BYOBP, according to some sites: bring your own broken plates--for use in the mosaics.

Here's a link to the registration form. The schedule indicates there are more mosaic workshops at the end of July and the first week of August for different age groups.

Finally, here's the Facebook page.

Friday, July 8, 2011

One of the Top 5 Bar Brawls in US History....

...happened right here in Los Angeles. Yay, we made a top five list!

It was New Year's Eve, 1966--almost 1967. Then, it was 1967, and a few undercover cops among the largely-gay revelers at the Black Cat Tavern started making arrests for 'lewd conduct' (Couples were kissing.)

The other patrons took umbrage at such treatment. This picture is from Wikipedia Commons--looks like a pretty dangerous place, huh?

Read the background and details at a great story in Slate by Christine Sismondo: Top 5 Greatest Bar Brawls in American History. You'll have to scroll down to us--we are number five (probably because no one died, as happened in NYC when the Civil War Draft Riots erupted at the Bull's Head Tavern --120 dead and the tavern burned down).

However, the Black Cat Tavern Riot did light a fire. It may have sparked the decision to start a gay publication--The Advocate, according to Sismondo, and it may have been a bit of a prequel to the Stonewall Riots in NYC, two years later.

The Black Cat, according to the Los Angeles Times, is now LeBarcitos, but the illuminated sign of the cat's face is still there. It became a City Historic Cultural Monument in 2008. It's in the Silverlake district at 3909 W. Sunset, near Santa Monica Blvd.

Christine Sismondo has written a book which is going right to the top of my Amazon wish list: America Walks Into A Bar. From Oxford University Press, of all places. From the Puritan's day to our own, bars have been "an institution often reviled, yet always central to American life." I'll drink to that.

I can no longer link to Amazon from this blog (criminy, I'm not asking for commission, just a link!)

Here, then, is the link to OUP's catalog entry, where you can read about the book and buy it. (but it's lots cheaper on Amazon.)

Monday, July 4, 2011

California Breezes in Signal Hill

Calbrisas Park in Signal Hill, right off PCH and California, features mosaic medallions embedded on the main walkway.

The city of Signal Hill commissioned the park a few years ago to enhance life in a "economically challenged" neighborhood.  Part of their commission was to include public art, which is the reason behind these medallions. Each features a different aspect of California: a mission, Yosemite, Joshua Tree, the Golden Gate Bridge, etc. Or Redwood Nation Park, here. (I don't see redwoods, but who cares?

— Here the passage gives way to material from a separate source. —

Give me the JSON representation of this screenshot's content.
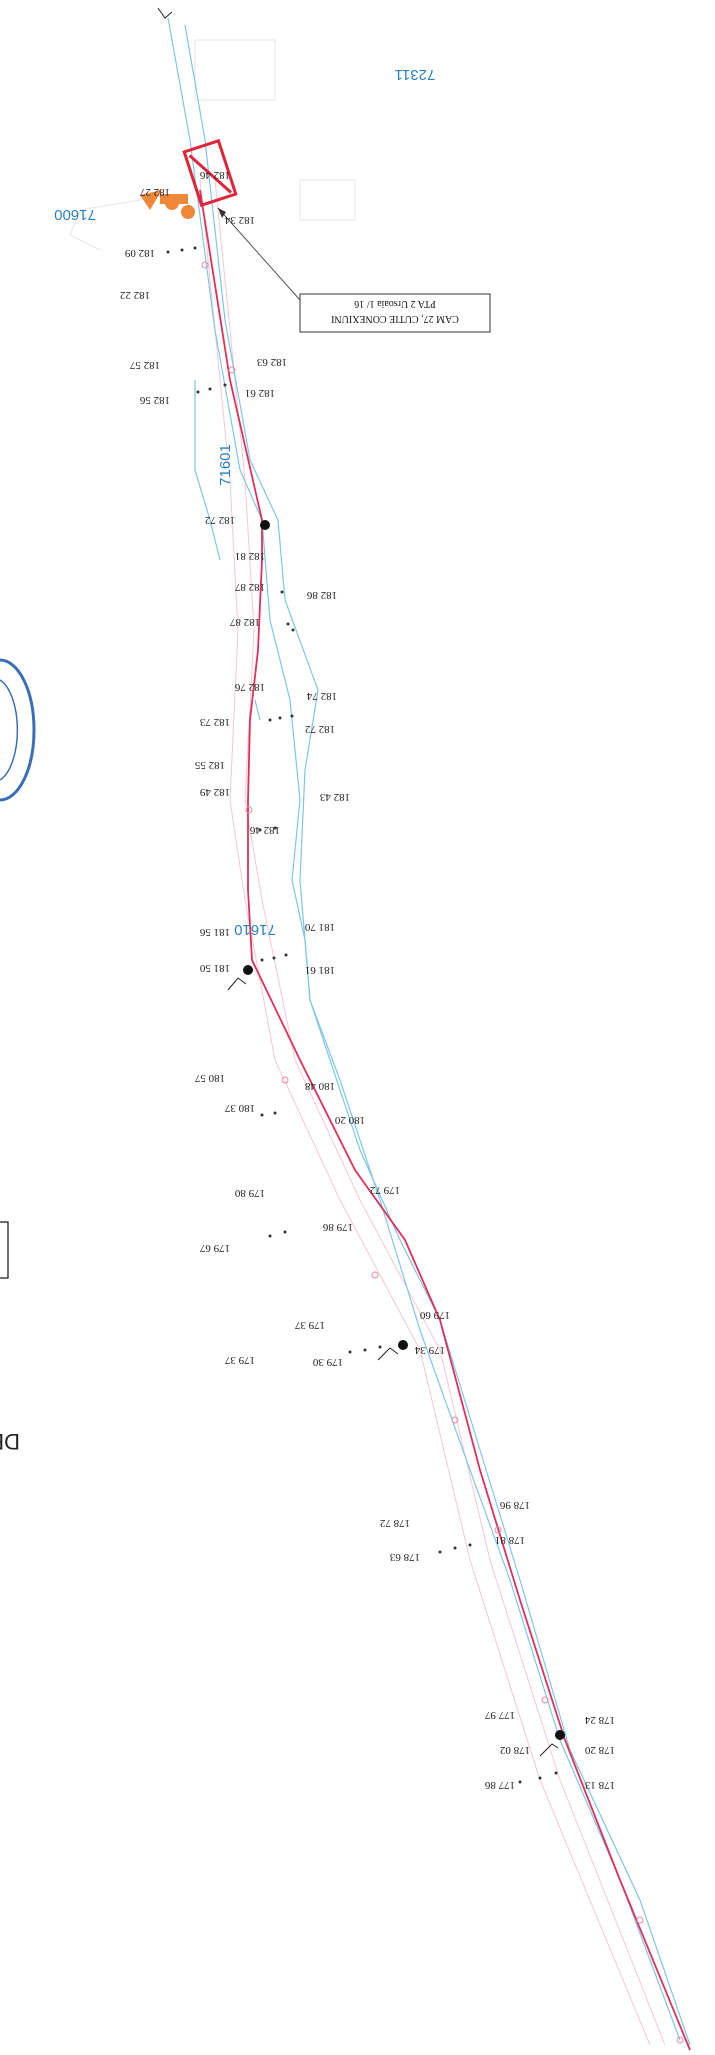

I love this coastal view.)

Artist John David Ciccetti, a landscape architect (the link is to his firm) and  lecturer at CSULB, did most of the work of designing and integrating the art and landscape in the park.

In 2006, he received an Award of Excellence from the California Parks and Recreation Society. Read about it here

In addition to the seven mosaics, the park's artwork also includes a decorative fence along the street that shows air--blowing grasses and lifting balls or balloons--a theme which continues over the entrance and "Calbrisas Park" sign, where kites fly.

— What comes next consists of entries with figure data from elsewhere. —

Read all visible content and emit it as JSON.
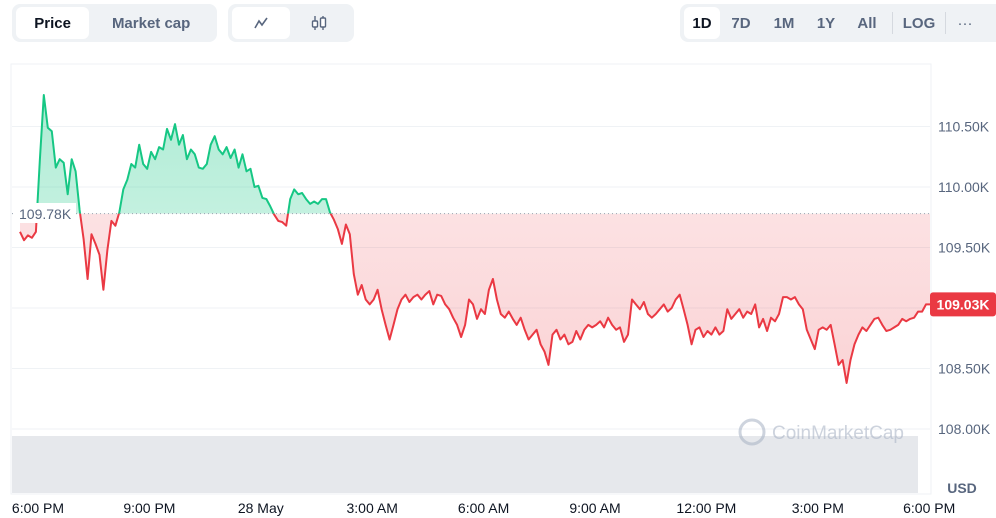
{
  "toolbar": {
    "view_tabs": [
      {
        "label": "Price",
        "active": true
      },
      {
        "label": "Market cap",
        "active": false
      }
    ],
    "chart_type_tabs": [
      {
        "icon": "line-chart-icon",
        "active": true
      },
      {
        "icon": "candlestick-icon",
        "active": false
      }
    ],
    "ranges": [
      {
        "label": "1D",
        "active": true
      },
      {
        "label": "7D"
      },
      {
        "label": "1M"
      },
      {
        "label": "1Y"
      },
      {
        "label": "All"
      }
    ],
    "log_label": "LOG",
    "more_label": "···"
  },
  "watermark": "CoinMarketCap",
  "colors": {
    "up": "#16c784",
    "down": "#ea3943",
    "grid": "#eff2f5",
    "volume": "#e6e8ec"
  },
  "chart_data": {
    "type": "area",
    "title": "",
    "currency_label": "USD",
    "baseline": 109.78,
    "baseline_label": "109.78K",
    "current_label": "109.03K",
    "ylim": [
      107.8,
      111.1
    ],
    "yticks": [
      {
        "value": 110.5,
        "label": "110.50K"
      },
      {
        "value": 110.0,
        "label": "110.00K"
      },
      {
        "value": 109.5,
        "label": "109.50K"
      },
      {
        "value": 109.0,
        "label": ""
      },
      {
        "value": 108.5,
        "label": "108.50K"
      },
      {
        "value": 108.0,
        "label": "108.00K"
      }
    ],
    "xticks": [
      "6:00 PM",
      "9:00 PM",
      "28 May",
      "3:00 AM",
      "6:00 AM",
      "9:00 AM",
      "12:00 PM",
      "3:00 PM",
      "6:00 PM"
    ],
    "time_range": [
      "27 May 17:32",
      "28 May 18:00"
    ],
    "grid": true,
    "values_unit": "K USD",
    "values": [
      109.63,
      109.56,
      109.6,
      109.58,
      109.63,
      110.23,
      110.76,
      110.49,
      110.46,
      110.16,
      110.23,
      110.2,
      109.94,
      110.23,
      110.13,
      109.81,
      109.57,
      109.24,
      109.61,
      109.53,
      109.44,
      109.15,
      109.48,
      109.72,
      109.68,
      109.79,
      109.98,
      110.06,
      110.19,
      110.16,
      110.35,
      110.19,
      110.15,
      110.29,
      110.23,
      110.33,
      110.31,
      110.48,
      110.39,
      110.52,
      110.35,
      110.43,
      110.23,
      110.31,
      110.27,
      110.16,
      110.15,
      110.19,
      110.35,
      110.42,
      110.31,
      110.27,
      110.33,
      110.24,
      110.31,
      110.16,
      110.27,
      110.13,
      110.15,
      110.0,
      110.01,
      109.91,
      109.9,
      109.84,
      109.77,
      109.72,
      109.71,
      109.68,
      109.9,
      109.98,
      109.94,
      109.95,
      109.9,
      109.86,
      109.88,
      109.86,
      109.9,
      109.9,
      109.79,
      109.73,
      109.65,
      109.53,
      109.69,
      109.61,
      109.28,
      109.11,
      109.19,
      109.07,
      109.03,
      109.07,
      109.15,
      108.99,
      108.86,
      108.74,
      108.86,
      108.99,
      109.07,
      109.11,
      109.05,
      109.09,
      109.11,
      109.07,
      109.11,
      109.14,
      109.03,
      109.11,
      109.1,
      109.03,
      108.99,
      108.92,
      108.86,
      108.76,
      108.86,
      109.07,
      109.03,
      108.91,
      108.99,
      108.95,
      109.15,
      109.24,
      109.07,
      108.95,
      108.92,
      108.97,
      108.91,
      108.86,
      108.92,
      108.82,
      108.74,
      108.78,
      108.82,
      108.7,
      108.64,
      108.53,
      108.78,
      108.82,
      108.74,
      108.78,
      108.7,
      108.72,
      108.81,
      108.74,
      108.82,
      108.86,
      108.84,
      108.86,
      108.89,
      108.84,
      108.92,
      108.86,
      108.82,
      108.84,
      108.72,
      108.78,
      109.07,
      109.03,
      108.99,
      109.05,
      108.95,
      108.92,
      108.95,
      108.99,
      109.03,
      108.97,
      109.0,
      109.07,
      109.11,
      108.99,
      108.86,
      108.7,
      108.82,
      108.84,
      108.76,
      108.81,
      108.78,
      108.84,
      108.78,
      108.81,
      108.99,
      108.91,
      108.95,
      108.99,
      108.92,
      108.97,
      108.95,
      109.03,
      108.84,
      108.91,
      108.81,
      108.92,
      108.89,
      108.95,
      109.09,
      109.09,
      109.07,
      109.09,
      109.03,
      108.99,
      108.82,
      108.74,
      108.66,
      108.82,
      108.84,
      108.82,
      108.86,
      108.7,
      108.53,
      108.57,
      108.38,
      108.57,
      108.7,
      108.78,
      108.84,
      108.81,
      108.86,
      108.91,
      108.92,
      108.86,
      108.81,
      108.82,
      108.84,
      108.86,
      108.91,
      108.89,
      108.91,
      108.92,
      108.97,
      108.97,
      109.03,
      109.03
    ]
  }
}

I see many other parks on Ciccetti's website, mostly urban, using artistic fencing and inlays on the ground to create a play space or stage in  narrow areas surrounded by buildings.

At a Century 21 office, he used flower beds to create a mosaic effect when viewed from above.

Mostly, Ciccetti seems to be a genius at carving out spaces in quarters that should look cramped, given the dimensions.